“Nel disordine delle cose” è il nuovo disco di Tosello, in uscita a novembre 2025 per Materiali Sonori.
Si può provare a rimettere in sesto un mondo che ci appare a pezzi tramite la musica, lo si può fare con un disco, una ma sciatta di canzoni per provare a riscrivere la realtà, cercando attraverso la scrittura di darsi una spiegazione, di creare una sorta di geografia più razionale, quantomeno per quanto riguarda i nostri sentimenti. Il disordine delle cose di Tosello prova a fare esattamente questo. Una piccola nota è doverosa: leggendo il titolo di questo album molti come il sottoscritto sono tornati indietro a un’epoca dell’indie italiano in cui proprio una band omonima era protagonista della new wave musicale degli anni zero, sembra passata una vita.
Lo stesso autore ci racconta cosa lo ha spinto a scrivere un album in questo modo:
Esiste un filo rosso che sembra legare ogni elemento all’interno delle nostre vite: il disordine delle cose.

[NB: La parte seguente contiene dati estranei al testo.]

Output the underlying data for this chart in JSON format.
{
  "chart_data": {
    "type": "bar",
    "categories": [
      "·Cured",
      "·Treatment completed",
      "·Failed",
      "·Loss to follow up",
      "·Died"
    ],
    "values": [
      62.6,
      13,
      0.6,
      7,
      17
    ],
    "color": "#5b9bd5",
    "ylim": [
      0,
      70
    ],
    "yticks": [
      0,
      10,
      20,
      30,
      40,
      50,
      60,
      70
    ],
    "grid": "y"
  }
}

La realtà si rivela davanti ai nostri occhi in un intreccio di emozioni, pensieri, desideri, sogni e paure, creando un intricato labirinto di sensazioni. Questo mio nuovo progetto si propone di esplorare proprio questo concetto: vuole immergersi nelle pieghe più oscure e misteriose del caos interiore ed esteriore, attraverso note, melodie e testi intrisi di significati nascosti.

Lo stile di Tosello nasce nella sintesi di molteplici ispirazioni: dal brit pop al rock, dalla canzone d’autore italiana alla musica anglosassone e americana degli anni ‘90, sua principale fonte di ispirazione. Aostano, classe ‘82, ha all’attivo due EP e due album, oltre a partecipazioni a festival, programmi radiofonici e televisivi. A nutrire la sua ispirazione, una passione instancabile per la natura, per la musica e per l’essere umano.

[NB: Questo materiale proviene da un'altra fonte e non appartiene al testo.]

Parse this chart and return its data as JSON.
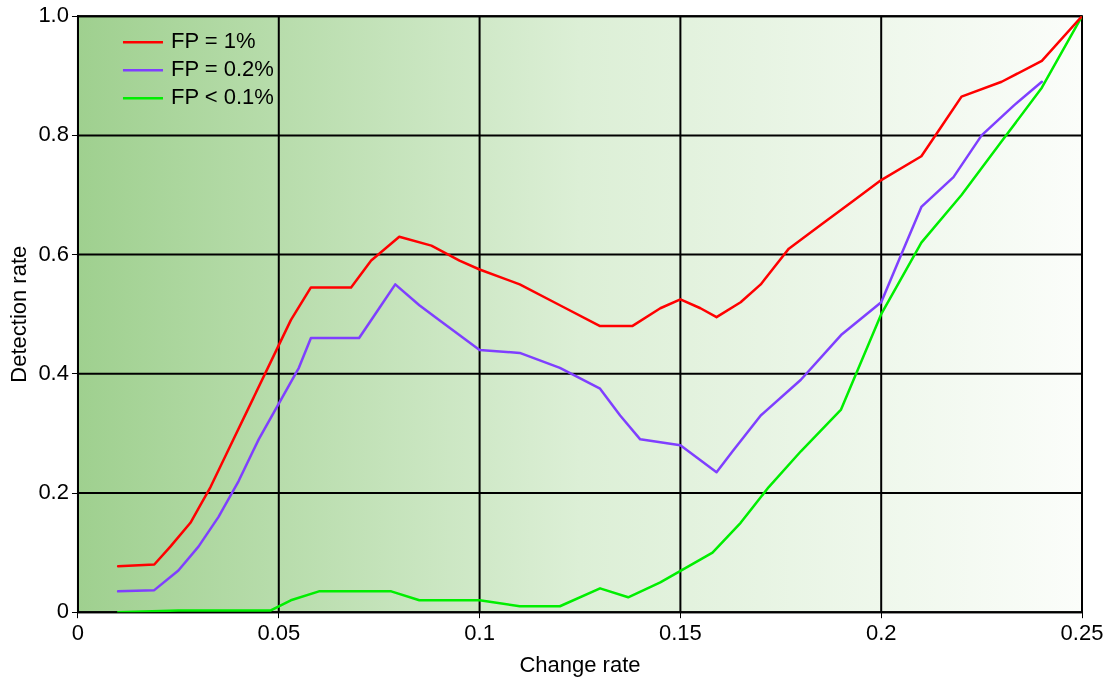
{
  "chart_data": {
    "type": "line",
    "xlabel": "Change rate",
    "ylabel": "Detection rate",
    "xlim": [
      0,
      0.25
    ],
    "xticks": [
      0,
      0.05,
      0.1,
      0.15,
      0.2,
      0.25
    ],
    "ylim": [
      0,
      1
    ],
    "yticks": [
      0,
      0.2,
      0.4,
      0.6,
      0.8,
      {
        "value": 1,
        "label": "1.0"
      }
    ],
    "grid": true,
    "legend": "top left",
    "marker": "none",
    "line_style": "solid",
    "series": [
      {
        "name": "FP = 1%",
        "color": "#ff0000",
        "x": [
          0.01,
          0.019,
          0.023,
          0.028,
          0.033,
          0.038,
          0.043,
          0.048,
          0.053,
          0.058,
          0.068,
          0.073,
          0.08,
          0.088,
          0.095,
          0.1,
          0.11,
          0.12,
          0.13,
          0.138,
          0.145,
          0.15,
          0.155,
          0.159,
          0.165,
          0.17,
          0.177,
          0.185,
          0.193,
          0.2,
          0.21,
          0.215,
          0.22,
          0.23,
          0.24,
          0.25
        ],
        "values": [
          0.077,
          0.08,
          0.11,
          0.15,
          0.21,
          0.28,
          0.35,
          0.42,
          0.49,
          0.545,
          0.545,
          0.59,
          0.63,
          0.615,
          0.59,
          0.575,
          0.55,
          0.515,
          0.48,
          0.48,
          0.51,
          0.525,
          0.51,
          0.495,
          0.52,
          0.55,
          0.61,
          0.65,
          0.69,
          0.725,
          0.765,
          0.815,
          0.865,
          0.89,
          0.925,
          1.0
        ]
      },
      {
        "name": "FP = 0.2%",
        "color": "#7f3fff",
        "x": [
          0.01,
          0.019,
          0.025,
          0.03,
          0.035,
          0.04,
          0.045,
          0.05,
          0.055,
          0.058,
          0.07,
          0.075,
          0.079,
          0.085,
          0.09,
          0.1,
          0.11,
          0.12,
          0.13,
          0.135,
          0.14,
          0.15,
          0.155,
          0.159,
          0.163,
          0.17,
          0.18,
          0.19,
          0.2,
          0.205,
          0.21,
          0.218,
          0.225,
          0.233,
          0.24
        ],
        "values": [
          0.035,
          0.037,
          0.07,
          0.11,
          0.16,
          0.22,
          0.29,
          0.35,
          0.41,
          0.46,
          0.46,
          0.51,
          0.55,
          0.515,
          0.49,
          0.44,
          0.435,
          0.41,
          0.375,
          0.33,
          0.29,
          0.28,
          0.255,
          0.235,
          0.27,
          0.33,
          0.39,
          0.465,
          0.52,
          0.6,
          0.68,
          0.73,
          0.8,
          0.85,
          0.89
        ]
      },
      {
        "name": "FP < 0.1%",
        "color": "#00ee00",
        "x": [
          0.01,
          0.025,
          0.048,
          0.053,
          0.06,
          0.078,
          0.085,
          0.1,
          0.11,
          0.12,
          0.13,
          0.137,
          0.145,
          0.158,
          0.165,
          0.172,
          0.18,
          0.19,
          0.2,
          0.21,
          0.22,
          0.23,
          0.24,
          0.25
        ],
        "values": [
          0,
          0.003,
          0.003,
          0.02,
          0.035,
          0.035,
          0.02,
          0.02,
          0.01,
          0.01,
          0.04,
          0.025,
          0.05,
          0.1,
          0.15,
          0.21,
          0.27,
          0.34,
          0.5,
          0.62,
          0.7,
          0.79,
          0.88,
          1.0
        ]
      }
    ]
  }
}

“Nel disordine delle cose” Tosello parla dell’urgenza di rinnovare il proprio impegno per la libertà, che sia artistica o personale, che poi finiscono per confluire. Il suono delle chitarre, i ritmi della batteria e le armonie dissonanti dei fiati creano un mosaico che riflette la complessità dell’esistenza. Invita l’ascoltatore a tuffarsi nel mare agitato delle emozioni contrastanti, lasciarsi sorprendere dalla bellezza che solo il disordine può offrire. Scopriamo così un nuovo mondo, dove le regole non hanno valore. Un’esplorazione tra rumore e melodia, confusione e chiarezza.

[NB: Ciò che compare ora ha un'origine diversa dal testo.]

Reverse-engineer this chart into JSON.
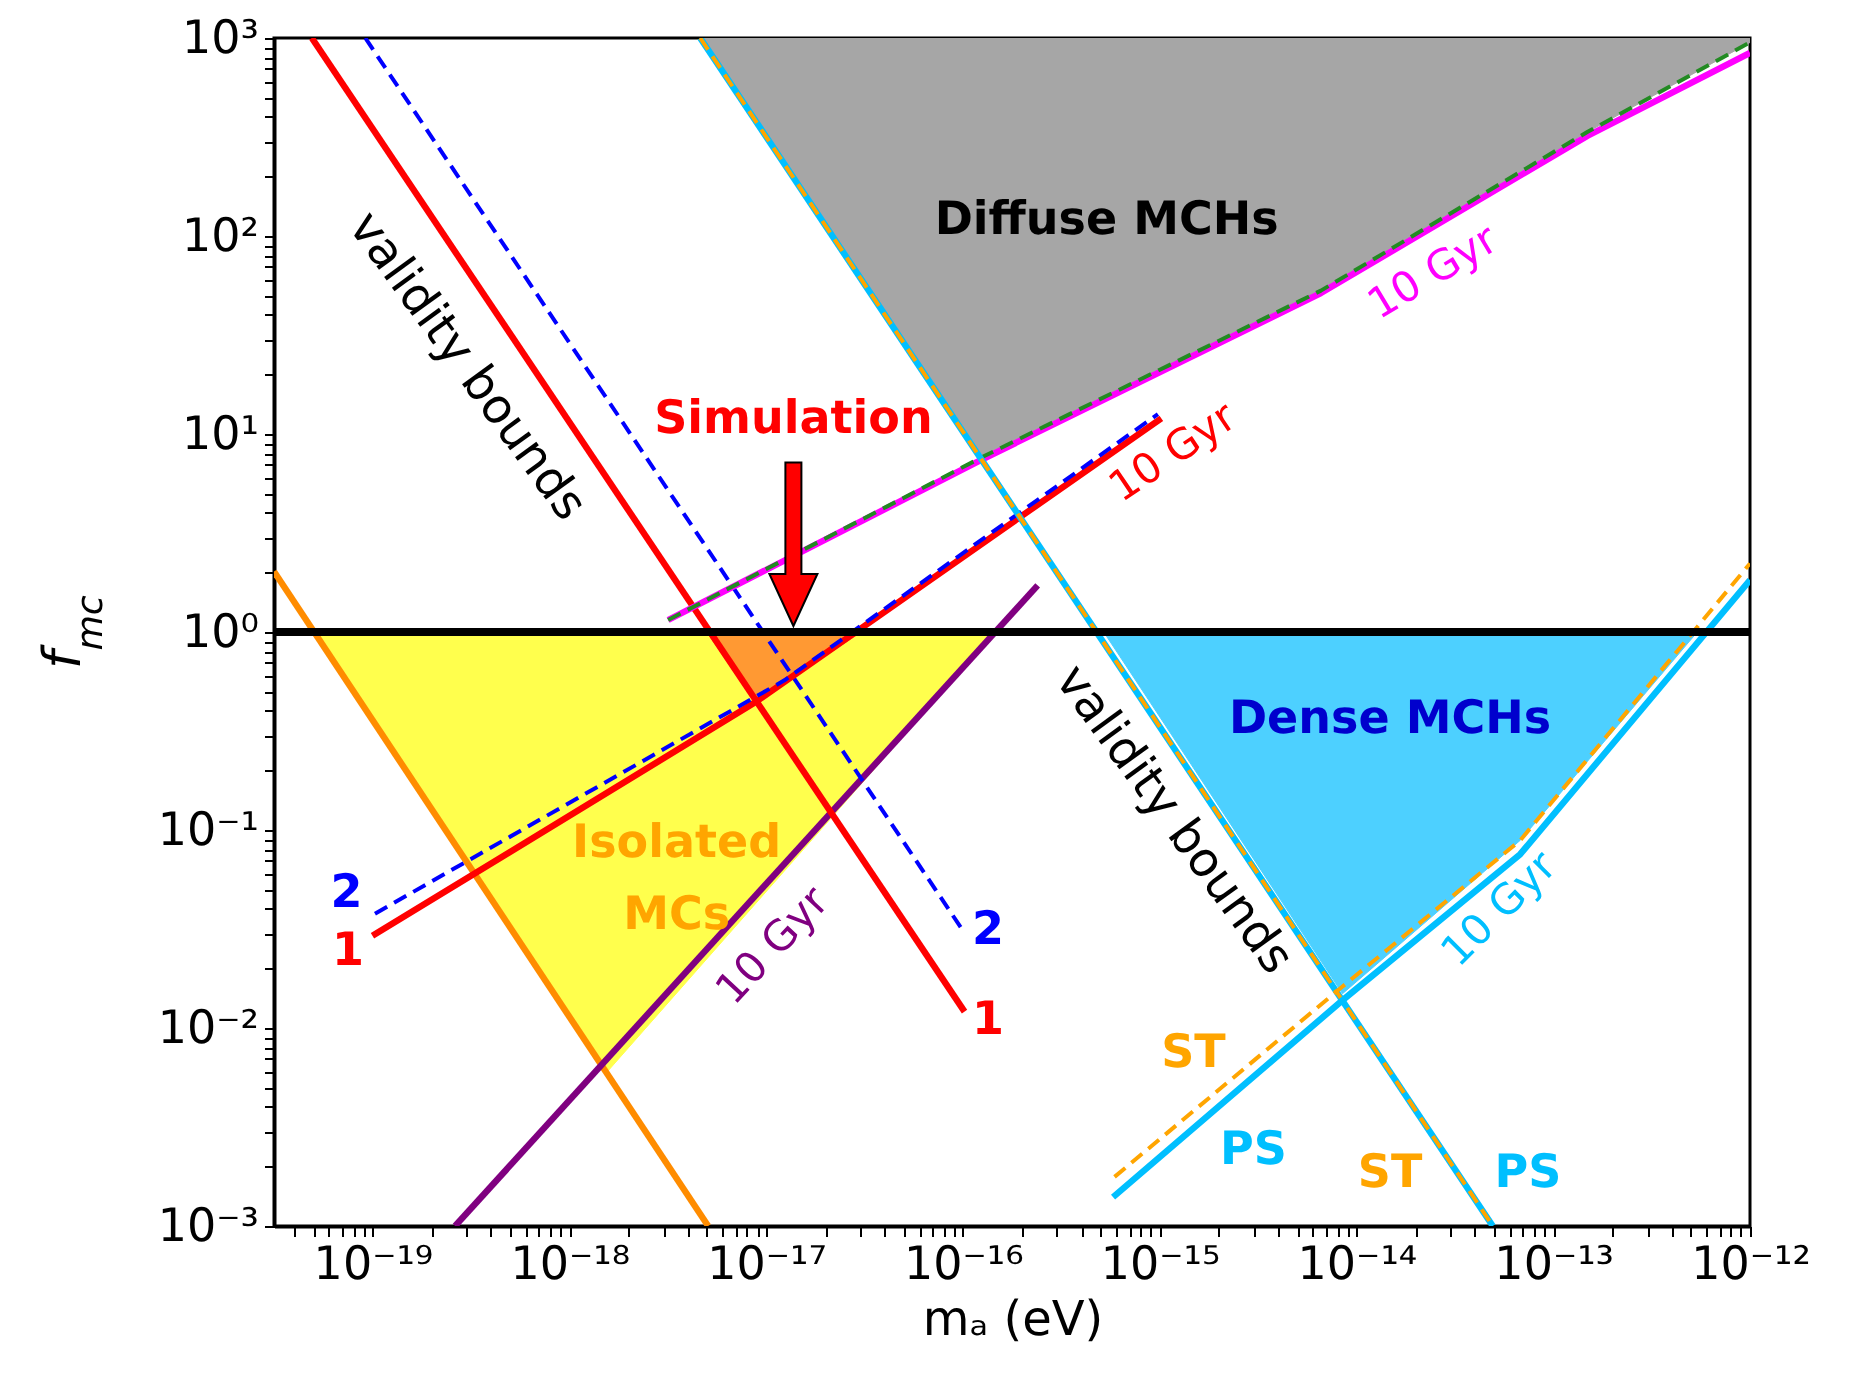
{
  "chart_data": {
    "type": "line",
    "xlabel": "mₐ (eV)",
    "ylabel": "f$_{mc}$",
    "log": "xy",
    "grid": false,
    "xlim": [
      3.16e-20,
      1e-12
    ],
    "ylim": [
      0.001,
      1000.0
    ],
    "xticks": [
      {
        "value": 1e-19,
        "label": "10⁻¹⁹"
      },
      {
        "value": 1e-18,
        "label": "10⁻¹⁸"
      },
      {
        "value": 1e-17,
        "label": "10⁻¹⁷"
      },
      {
        "value": 1e-16,
        "label": "10⁻¹⁶"
      },
      {
        "value": 1e-15,
        "label": "10⁻¹⁵"
      },
      {
        "value": 1e-14,
        "label": "10⁻¹⁴"
      },
      {
        "value": 1e-13,
        "label": "10⁻¹³"
      },
      {
        "value": 1e-12,
        "label": "10⁻¹²"
      },
      {
        "value": 4e-20,
        "label": null
      },
      {
        "value": 5e-20,
        "label": null
      },
      {
        "value": 6e-20,
        "label": null
      },
      {
        "value": 7e-20,
        "label": null
      },
      {
        "value": 8e-20,
        "label": null
      },
      {
        "value": 9e-20,
        "label": null
      },
      {
        "value": 2e-19,
        "label": null
      },
      {
        "value": 3e-19,
        "label": null
      },
      {
        "value": 4e-19,
        "label": null
      },
      {
        "value": 5e-19,
        "label": null
      },
      {
        "value": 6e-19,
        "label": null
      },
      {
        "value": 7e-19,
        "label": null
      },
      {
        "value": 8e-19,
        "label": null
      },
      {
        "value": 9e-19,
        "label": null
      },
      {
        "value": 2e-18,
        "label": null
      },
      {
        "value": 3e-18,
        "label": null
      },
      {
        "value": 4e-18,
        "label": null
      },
      {
        "value": 5e-18,
        "label": null
      },
      {
        "value": 6e-18,
        "label": null
      },
      {
        "value": 7e-18,
        "label": null
      },
      {
        "value": 8e-18,
        "label": null
      },
      {
        "value": 9e-18,
        "label": null
      },
      {
        "value": 2e-17,
        "label": null
      },
      {
        "value": 3e-17,
        "label": null
      },
      {
        "value": 4e-17,
        "label": null
      },
      {
        "value": 5e-17,
        "label": null
      },
      {
        "value": 6e-17,
        "label": null
      },
      {
        "value": 7e-17,
        "label": null
      },
      {
        "value": 8e-17,
        "label": null
      },
      {
        "value": 9e-17,
        "label": null
      },
      {
        "value": 2e-16,
        "label": null
      },
      {
        "value": 3e-16,
        "label": null
      },
      {
        "value": 4e-16,
        "label": null
      },
      {
        "value": 5e-16,
        "label": null
      },
      {
        "value": 6e-16,
        "label": null
      },
      {
        "value": 7e-16,
        "label": null
      },
      {
        "value": 8e-16,
        "label": null
      },
      {
        "value": 9e-16,
        "label": null
      },
      {
        "value": 2e-15,
        "label": null
      },
      {
        "value": 3e-15,
        "label": null
      },
      {
        "value": 4e-15,
        "label": null
      },
      {
        "value": 5e-15,
        "label": null
      },
      {
        "value": 6e-15,
        "label": null
      },
      {
        "value": 7e-15,
        "label": null
      },
      {
        "value": 8e-15,
        "label": null
      },
      {
        "value": 9e-15,
        "label": null
      },
      {
        "value": 2e-14,
        "label": null
      },
      {
        "value": 3e-14,
        "label": null
      },
      {
        "value": 4e-14,
        "label": null
      },
      {
        "value": 5e-14,
        "label": null
      },
      {
        "value": 6e-14,
        "label": null
      },
      {
        "value": 7e-14,
        "label": null
      },
      {
        "value": 8e-14,
        "label": null
      },
      {
        "value": 9e-14,
        "label": null
      },
      {
        "value": 2e-13,
        "label": null
      },
      {
        "value": 3e-13,
        "label": null
      },
      {
        "value": 4e-13,
        "label": null
      },
      {
        "value": 5e-13,
        "label": null
      },
      {
        "value": 6e-13,
        "label": null
      },
      {
        "value": 7e-13,
        "label": null
      },
      {
        "value": 8e-13,
        "label": null
      },
      {
        "value": 9e-13,
        "label": null
      }
    ],
    "yticks": [
      {
        "value": 0.001,
        "label": "10⁻³"
      },
      {
        "value": 0.01,
        "label": "10⁻²"
      },
      {
        "value": 0.1,
        "label": "10⁻¹"
      },
      {
        "value": 1,
        "label": "10⁰"
      },
      {
        "value": 10,
        "label": "10¹"
      },
      {
        "value": 100,
        "label": "10²"
      },
      {
        "value": 1000,
        "label": "10³"
      },
      {
        "value": 0.002,
        "label": null
      },
      {
        "value": 0.003,
        "label": null
      },
      {
        "value": 0.004,
        "label": null
      },
      {
        "value": 0.005,
        "label": null
      },
      {
        "value": 0.006,
        "label": null
      },
      {
        "value": 0.007,
        "label": null
      },
      {
        "value": 0.008,
        "label": null
      },
      {
        "value": 0.009,
        "label": null
      },
      {
        "value": 0.02,
        "label": null
      },
      {
        "value": 0.03,
        "label": null
      },
      {
        "value": 0.04,
        "label": null
      },
      {
        "value": 0.05,
        "label": null
      },
      {
        "value": 0.06,
        "label": null
      },
      {
        "value": 0.07,
        "label": null
      },
      {
        "value": 0.08,
        "label": null
      },
      {
        "value": 0.09,
        "label": null
      },
      {
        "value": 0.2,
        "label": null
      },
      {
        "value": 0.3,
        "label": null
      },
      {
        "value": 0.4,
        "label": null
      },
      {
        "value": 0.5,
        "label": null
      },
      {
        "value": 0.6,
        "label": null
      },
      {
        "value": 0.7,
        "label": null
      },
      {
        "value": 0.8,
        "label": null
      },
      {
        "value": 0.9,
        "label": null
      },
      {
        "value": 2,
        "label": null
      },
      {
        "value": 3,
        "label": null
      },
      {
        "value": 4,
        "label": null
      },
      {
        "value": 5,
        "label": null
      },
      {
        "value": 6,
        "label": null
      },
      {
        "value": 7,
        "label": null
      },
      {
        "value": 8,
        "label": null
      },
      {
        "value": 9,
        "label": null
      },
      {
        "value": 20,
        "label": null
      },
      {
        "value": 30,
        "label": null
      },
      {
        "value": 40,
        "label": null
      },
      {
        "value": 50,
        "label": null
      },
      {
        "value": 60,
        "label": null
      },
      {
        "value": 70,
        "label": null
      },
      {
        "value": 80,
        "label": null
      },
      {
        "value": 90,
        "label": null
      },
      {
        "value": 200,
        "label": null
      },
      {
        "value": 300,
        "label": null
      },
      {
        "value": 400,
        "label": null
      },
      {
        "value": 500,
        "label": null
      },
      {
        "value": 600,
        "label": null
      },
      {
        "value": 700,
        "label": null
      },
      {
        "value": 800,
        "label": null
      },
      {
        "value": 900,
        "label": null
      }
    ],
    "series": [
      {
        "type": "area",
        "color": "#ffff4d",
        "x": [
          5.06e-20,
          1.58e-18,
          1.46e-16,
          5.06e-20
        ],
        "values": [
          1,
          0.0061,
          1,
          1
        ]
      },
      {
        "type": "area",
        "color": "#ff9933",
        "x": [
          5e-18,
          8.77e-18,
          3.05e-17,
          5e-18
        ],
        "values": [
          1,
          0.44,
          1,
          1
        ]
      },
      {
        "type": "area",
        "color": "#a6a6a6",
        "x": [
          4.63e-18,
          1.29e-16,
          6.6e-15,
          1.49e-13,
          1e-12,
          1e-12,
          4.63e-18
        ],
        "values": [
          1000,
          7.5,
          53,
          335,
          950,
          1000,
          1000
        ]
      },
      {
        "type": "area",
        "color": "#4dd0ff",
        "x": [
          5.2e-16,
          8.5e-15,
          6.8e-14,
          5.4e-13,
          5.2e-16
        ],
        "values": [
          1,
          0.0149,
          0.0887,
          1,
          1
        ]
      },
      {
        "color": "#ff8c00",
        "line_style": "solid",
        "x": [
          3.16e-20,
          5.08e-18
        ],
        "values": [
          2.02,
          0.001
        ]
      },
      {
        "color": "#800080",
        "line_style": "solid",
        "x": [
          2.63e-19,
          2.4e-16
        ],
        "values": [
          0.001,
          1.72
        ]
      },
      {
        "color": "#ff0000",
        "line_style": "solid",
        "x": [
          4.92e-20,
          1.02e-16
        ],
        "values": [
          1000,
          0.0121
        ]
      },
      {
        "color": "#0000ff",
        "line_style": "dashed",
        "x": [
          9.2e-20,
          1e-16
        ],
        "values": [
          1000,
          0.0311
        ]
      },
      {
        "color": "#ff0000",
        "line_style": "solid",
        "x": [
          1e-19,
          8.77e-18,
          1.02e-15
        ],
        "values": [
          0.0292,
          0.44,
          12.0
        ]
      },
      {
        "color": "#0000ff",
        "line_style": "dashed",
        "x": [
          1.03e-19,
          1.24e-17,
          9.8e-16
        ],
        "values": [
          0.0378,
          0.57,
          12.6
        ]
      },
      {
        "color": "#ff00ff",
        "line_style": "solid",
        "x": [
          3.18e-18,
          1.24e-16,
          6.6e-15,
          1.49e-13,
          1e-12
        ],
        "values": [
          1.15,
          7.4,
          51.5,
          320,
          841
        ]
      },
      {
        "color": "#228b22",
        "line_style": "dashed",
        "x": [
          3.18e-18,
          1.24e-16,
          6.6e-15,
          1.49e-13,
          1e-12
        ],
        "values": [
          1.15,
          7.6,
          53,
          335,
          950
        ]
      },
      {
        "color": "#00bfff",
        "line_style": "solid",
        "x": [
          4.63e-18,
          4.93e-14
        ],
        "values": [
          1000,
          0.001
        ]
      },
      {
        "color": "#ffa500",
        "line_style": "dashed",
        "x": [
          4.63e-18,
          4.93e-14
        ],
        "values": [
          1000,
          0.001
        ]
      },
      {
        "color": "#00bfff",
        "line_style": "solid",
        "x": [
          5.8e-16,
          8.5e-15,
          6.8e-14,
          1e-12
        ],
        "values": [
          0.0014,
          0.0138,
          0.0755,
          1.83
        ]
      },
      {
        "color": "#ffa500",
        "line_style": "dashed",
        "x": [
          5.9e-16,
          8.5e-15,
          6.8e-14,
          1e-12
        ],
        "values": [
          0.00177,
          0.0162,
          0.0887,
          2.22
        ]
      }
    ],
    "ref_lines": [
      {
        "axis": "y",
        "value": 1,
        "color": "#000000"
      }
    ],
    "annotations": [
      "Simulation",
      "Diffuse MCHs",
      "Dense MCHs",
      "Isolated MCs",
      "validity bounds",
      "validity bounds",
      "10 Gyr",
      "10 Gyr",
      "10 Gyr",
      "10 Gyr",
      "1",
      "2",
      "1",
      "2",
      "ST",
      "PS",
      "ST",
      "PS"
    ]
  }
}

L’album è stato registrato tra Aosta e Barcellona e prodotto da Flavio Ferri, cofondatore dei Delta V. Un lavoro che riflette la sua esperienza e visione musicale, con arrangiamenti sofisticati, freschi e coinvolgenti, e una fusione di generi diversi che sono impreziositi da ospiti del calibro di Edda. Il disordine delle cose è un disco che somiglia ad uno zaino riempito di prodotti caratteristici trovati lungo un viaggio, quando poi apri questa borsa tutte quelle cose si sono fuse insieme per dare un risultato che assomiglia in tutto e per tutto al viaggiatore, in questo caso il suo autore Tosello che ha saputo far confluire influenze diverse e lontane in un lavoro omogeneo e coerente.